A romantic anecdote from 1980 that leads to some insights about book prices today:
That year, I was a young editor doing historical novels and learning the business. I found myself in a great little bookstore in Brookline, Massachusetts, that I used to frequent. The owners had a very good sense of the market and I used to run ideas past them as I attempted to figure out what the hell I was doing.
One day I was looking at the best-seller table and struggling with whether to buy a new book that was the talk of the town. I didn't have much interest in it, but I felt I SHOULD read it. (You know the feeling.) A young woman next standing near me caught my eye as I flipped through the first couple of pages. "Buying into the hype?" she asked. "Or struggling against it?"
As she had a copy of the same book in her hand, I replied "And I might ask you the same question."
She replied that she was on a limited budget and the waiting list for the book was a mile long at the library. Ultimately she gave me a smile, put the book down, and went on her merry way to explore other parts of the store. Though money was tight, her smile was more powerful than a simple slip of green paper, so I took two copies of the book to the front of the store and purchased them. I asked the owner for two bags, a sheet of paper, and a pen. I wrote a note: "I would love to discuss the hype and whether or not the book lives up to it. If you'd like to talk, maybe meet me here a month from today around 7 p.m.? Agatho." I then put the book and note in the bag, handed it to owner, and asked him to give it to the young lady before she left the store. Then I ran out as fast as my cowardly little legs would take me.
The young lady has now been my wife for 33 years.
So as not to keep you in suspense, the book was Jean M. Auel's THE CLAN OF THE CAVE BEAR, and the cover price was $12.95. As I mentioned, the year was 1980.
I used CPI (Consumer Price Index) inflation rate to calculate what $12.95 in 1980 would be worth now, in 2015. The answer: $37.45.
So, if book prices had kept up with inflation, the way groceries, and houses, and everything else has, we'd now be paying in the area of $40 for a hardcover book. But do we pay anywhere near that? No, we do not. To use the stellar books from last week's post as examples, I am going to list their current price on Amazon. In parentheses are what you would have paid for these books in 1980:
THE DEVIL'S SHARE, by Wallace Stroby
Today's price in hardcover: $19.25 ($6.66)

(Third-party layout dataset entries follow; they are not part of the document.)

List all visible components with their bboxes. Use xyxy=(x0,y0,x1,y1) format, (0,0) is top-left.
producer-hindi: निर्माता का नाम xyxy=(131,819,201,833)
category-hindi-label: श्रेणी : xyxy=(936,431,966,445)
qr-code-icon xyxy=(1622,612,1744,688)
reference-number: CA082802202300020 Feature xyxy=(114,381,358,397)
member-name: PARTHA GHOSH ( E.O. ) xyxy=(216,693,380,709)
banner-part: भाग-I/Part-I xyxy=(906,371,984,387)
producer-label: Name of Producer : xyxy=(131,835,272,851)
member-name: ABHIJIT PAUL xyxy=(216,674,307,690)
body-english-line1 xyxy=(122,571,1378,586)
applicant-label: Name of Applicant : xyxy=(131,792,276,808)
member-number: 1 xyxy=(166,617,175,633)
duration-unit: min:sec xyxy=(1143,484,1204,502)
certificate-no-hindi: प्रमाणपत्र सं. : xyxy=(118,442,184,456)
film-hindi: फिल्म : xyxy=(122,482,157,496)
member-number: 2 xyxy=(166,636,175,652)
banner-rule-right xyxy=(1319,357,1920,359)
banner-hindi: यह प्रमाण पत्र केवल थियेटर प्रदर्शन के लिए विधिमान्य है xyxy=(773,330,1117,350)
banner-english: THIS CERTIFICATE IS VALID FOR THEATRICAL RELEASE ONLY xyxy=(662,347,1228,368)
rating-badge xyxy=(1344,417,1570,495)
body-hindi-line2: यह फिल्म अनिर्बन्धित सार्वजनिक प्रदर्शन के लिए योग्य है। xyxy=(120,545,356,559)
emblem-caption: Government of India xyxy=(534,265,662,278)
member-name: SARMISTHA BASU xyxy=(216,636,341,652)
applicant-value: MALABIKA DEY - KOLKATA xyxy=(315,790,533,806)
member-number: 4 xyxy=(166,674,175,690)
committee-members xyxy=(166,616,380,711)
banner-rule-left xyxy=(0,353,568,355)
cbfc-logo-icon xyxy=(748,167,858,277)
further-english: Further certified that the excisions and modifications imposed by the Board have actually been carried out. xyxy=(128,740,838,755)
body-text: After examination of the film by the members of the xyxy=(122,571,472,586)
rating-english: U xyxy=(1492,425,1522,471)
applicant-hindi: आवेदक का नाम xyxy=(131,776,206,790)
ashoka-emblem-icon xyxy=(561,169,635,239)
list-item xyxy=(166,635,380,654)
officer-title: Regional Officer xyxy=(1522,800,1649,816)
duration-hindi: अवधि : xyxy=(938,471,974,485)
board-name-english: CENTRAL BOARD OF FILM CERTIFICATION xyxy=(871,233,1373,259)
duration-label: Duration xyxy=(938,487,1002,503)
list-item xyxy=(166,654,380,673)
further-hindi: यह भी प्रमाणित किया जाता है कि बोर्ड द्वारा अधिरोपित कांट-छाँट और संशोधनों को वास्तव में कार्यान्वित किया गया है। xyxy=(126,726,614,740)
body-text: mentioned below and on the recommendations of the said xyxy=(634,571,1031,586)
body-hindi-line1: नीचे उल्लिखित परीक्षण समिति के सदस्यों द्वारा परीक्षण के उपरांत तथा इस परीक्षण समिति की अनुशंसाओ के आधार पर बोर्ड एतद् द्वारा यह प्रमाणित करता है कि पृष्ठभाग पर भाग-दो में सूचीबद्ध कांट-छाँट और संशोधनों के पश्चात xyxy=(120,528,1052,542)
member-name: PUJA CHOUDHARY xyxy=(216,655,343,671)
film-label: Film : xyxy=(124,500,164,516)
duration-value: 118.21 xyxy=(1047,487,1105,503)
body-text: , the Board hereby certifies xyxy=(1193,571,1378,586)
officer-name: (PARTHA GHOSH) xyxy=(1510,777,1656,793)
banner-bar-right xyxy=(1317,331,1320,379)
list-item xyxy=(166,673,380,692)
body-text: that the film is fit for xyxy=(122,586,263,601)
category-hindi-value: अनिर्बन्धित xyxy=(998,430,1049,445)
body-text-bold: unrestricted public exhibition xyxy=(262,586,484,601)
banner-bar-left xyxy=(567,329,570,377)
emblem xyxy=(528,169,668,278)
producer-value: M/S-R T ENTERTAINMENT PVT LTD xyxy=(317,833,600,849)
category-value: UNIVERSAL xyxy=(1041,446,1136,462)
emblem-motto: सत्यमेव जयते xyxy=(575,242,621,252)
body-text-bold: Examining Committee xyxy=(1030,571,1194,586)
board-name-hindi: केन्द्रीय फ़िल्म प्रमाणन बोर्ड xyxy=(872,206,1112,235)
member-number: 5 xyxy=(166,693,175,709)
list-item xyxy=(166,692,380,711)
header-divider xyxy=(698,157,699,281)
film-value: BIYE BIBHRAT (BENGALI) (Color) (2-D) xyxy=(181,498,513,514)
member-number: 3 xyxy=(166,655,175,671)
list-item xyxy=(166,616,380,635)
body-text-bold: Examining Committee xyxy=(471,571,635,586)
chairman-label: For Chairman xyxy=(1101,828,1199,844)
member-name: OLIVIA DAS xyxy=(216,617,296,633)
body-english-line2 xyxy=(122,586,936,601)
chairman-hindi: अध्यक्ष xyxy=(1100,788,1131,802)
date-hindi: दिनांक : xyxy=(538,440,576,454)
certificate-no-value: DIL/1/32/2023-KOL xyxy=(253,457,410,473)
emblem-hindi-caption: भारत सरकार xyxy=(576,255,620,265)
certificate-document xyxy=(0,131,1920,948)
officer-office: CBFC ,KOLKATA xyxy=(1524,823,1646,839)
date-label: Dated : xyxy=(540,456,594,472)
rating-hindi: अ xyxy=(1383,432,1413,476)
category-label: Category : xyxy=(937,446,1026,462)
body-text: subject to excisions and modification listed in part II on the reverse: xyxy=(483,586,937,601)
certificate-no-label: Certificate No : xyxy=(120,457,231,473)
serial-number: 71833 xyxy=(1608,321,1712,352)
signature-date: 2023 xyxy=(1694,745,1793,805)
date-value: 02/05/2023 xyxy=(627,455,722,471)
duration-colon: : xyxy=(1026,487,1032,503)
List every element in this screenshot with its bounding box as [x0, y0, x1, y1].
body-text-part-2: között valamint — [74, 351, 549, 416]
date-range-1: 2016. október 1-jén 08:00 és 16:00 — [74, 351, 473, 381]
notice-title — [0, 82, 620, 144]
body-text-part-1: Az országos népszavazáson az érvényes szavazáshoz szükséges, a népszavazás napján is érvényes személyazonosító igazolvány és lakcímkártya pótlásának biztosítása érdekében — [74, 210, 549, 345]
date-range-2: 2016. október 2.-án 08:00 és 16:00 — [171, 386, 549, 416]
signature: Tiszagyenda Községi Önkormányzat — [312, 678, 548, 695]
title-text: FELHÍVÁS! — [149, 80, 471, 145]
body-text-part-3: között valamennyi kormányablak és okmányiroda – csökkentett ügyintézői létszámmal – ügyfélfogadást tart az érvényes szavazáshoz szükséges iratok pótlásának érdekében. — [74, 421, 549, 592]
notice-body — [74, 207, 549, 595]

Today's ebook price: $12.99 ($4.49)
GREEN HELL, by Ken Bruen
Today's price in hardcover: $18.63 ($6.44)
Today's ebook price: $9.00 ($3.11)
NEVER KILL A FRIEND, by Martin Hill
Today's price in hardcover: $20.45 ($7.07)
Today's price in ebook: $4.99 ($1.73)
TAKING PITY, by David Mark
Today's price in hardcover: $17.31 ($5.99)
Today's price in ebook: $5.99 ($2.19)
So, please take a close look at the (1980) prices. In 1980 I paid $12.95 for a copy of CLAN OF THE CAVE BEAR. That same year, I could have bought THE DEVIL'S SHARE for $6.66, TAKING PITY for $5.99, or GREEN HELL for $6.44. In other words, hardcover books are HALF the price today that they were in 1980.
But let's not stop there. Let's also look at ebooks, which are insanely cheap. Today, in 2015, you have the chance to get a HARDCOVER original (traditionally a sign of top quality) for about a sixth of what you would have paid for THE CLAN OF THE CAVE BEAR in 1980. NEVER KILL A FRIEND would have cost you a mere $1.73 in 1980.
Is it any wonder why we in the industry get so frustrated at the number of book grubbers who never want to spend a dime for books, who grab as many free books at conventions as possible (with the goal of reselling them as soon as possible), and who complain about us greedy publishers who just want to shake money out of the poor, unsuspecting public? (I hasten to add that I am not including library patrons in any of this. Libraries buy books. Publishers get revenue and authors get royalties. Those on limited budgets get to read good books. Everyone wins.)
The Internet Age has much to recommend it, but with it has come this bizarre expectation that all entertainment should be free. The number of illegal PDF's of my company's books all over the Web is sickening -- even more sickening is the number of people who have no compunction about downloading these books because, after all, they deserve free books, and why not stick it to the greedy publishers?
Madonna recently said that anyone who downloads any of her songs illegally is raping her. Her metaphor is not inappropriate.